Mercader is a young Republican soldier fighting the fascists in the ferocious Spanish Civil War, when one night he is called alone to a secret meeting. A little stray dog he named Churro pads along with him. At the appointed spot Mercader is confronted by his mother, Caridad, a fanatical Communist operative, “an androgynous being who reeked of deeply embedded nicotine and sweat, talked like a political commissar, and only thought about the party’s missions, about the party’s politics, about the party’s struggles.” She wants to know if her son would give up everything for the sake of revolution. He is puzzled by the interrogation, but she is persistent. Finally Mercader says yes, and Caridad is satisfied. His answer initiates the process of intense training and indoctrination that will transmogrify Mercader into a bloodless tool of Stalin’s revenge. Seconds before abruptly leaving their strained encounter, Caridad draws her pistol and shoots the dog dead.
A fascinating character in this story is Kotov, a brilliant polyglot agent who possesses a chameleon-like ability to assume many roles and identities. At once a world-weary cynic and consummate Stalinist, he spouts vitriolic hate for Trotsky, that subversive enemy of the people. Weaving in and out of Mercader’s journey into the murky world of spies, treachery, deceit and propaganda, the hard-drinking Kotov guides the young man like a masterful puppeteer. He demands unconditional obedience as Mercader is groomed in the tenebrous arts of intrigue and murder. He asks his protégé: “Are you ready to do something that could be the greatest glory for a Communist and the envy of millions of revolutionaries around the world?” Mercader is ready.
In an interview with the late Pulitzer Prize winner Oscar Hijuelos, Padura spoke of the ignorance in Cuba of Trotsky as well as the Stalinist terror: “When I was a student, even at the university, Trotsky was not mentioned. If he was, he was described as a philosophical revisionist and a political traitor, while all possible praise was showered on Stalin. There was never any mention of the true story of collectivization in 1929-32, or the several million people who died of hunger as a result of it; or of the cruelties of the gulags where millions more died; or of the Moscow trials, by which the Bolshevik guard was executed; or the military errors of World War Two; or the persecution of Jewish doctors; or the Prague trials.”
Hounded by the Stalinist left and the fascist right, Trotsky arrived in Mexico at the invitation of that country’s president.
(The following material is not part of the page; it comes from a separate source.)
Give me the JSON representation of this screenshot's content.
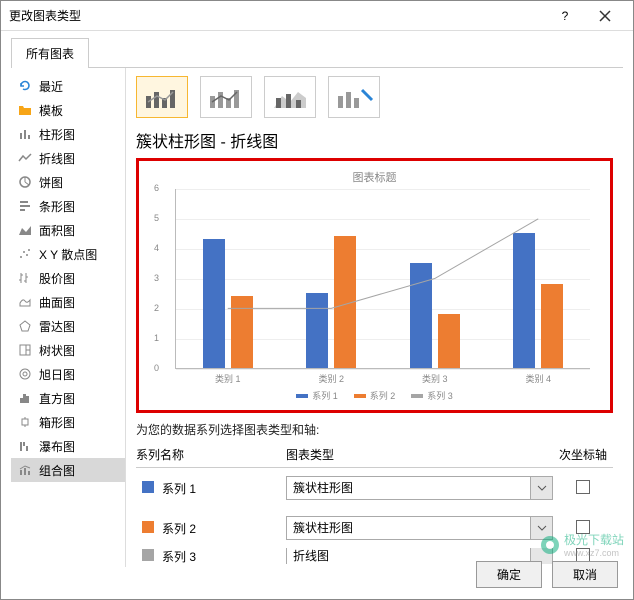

The exile had become fatalistic and expected that “Stalin would fix the moment of a death that would then arrive with the same certainty with which the snow falls in the Siberian winter.” In the course of his immersion in this saga, Cardenas realizes that utopias built on seas of blood and imposed by power-drunk true believers are a hellish fraud. He concludes: “I had learned that true human grandeur lay in the practice of kindness without conditions, in the capacity of giving to those who had nothing, but not what we have left over but rather a part of what little we have — giving until it hurts without practicing the deceitful philosophy of forcing others to accept our concepts of good and truth because (we believe) they’re the only possible ones and because, besides, they should be grateful for what we give them, even when they didn’t ask for it.”
With this impressive work, Leonardo Padura takes his place in the grand pantheon of distinguished Latin American authors.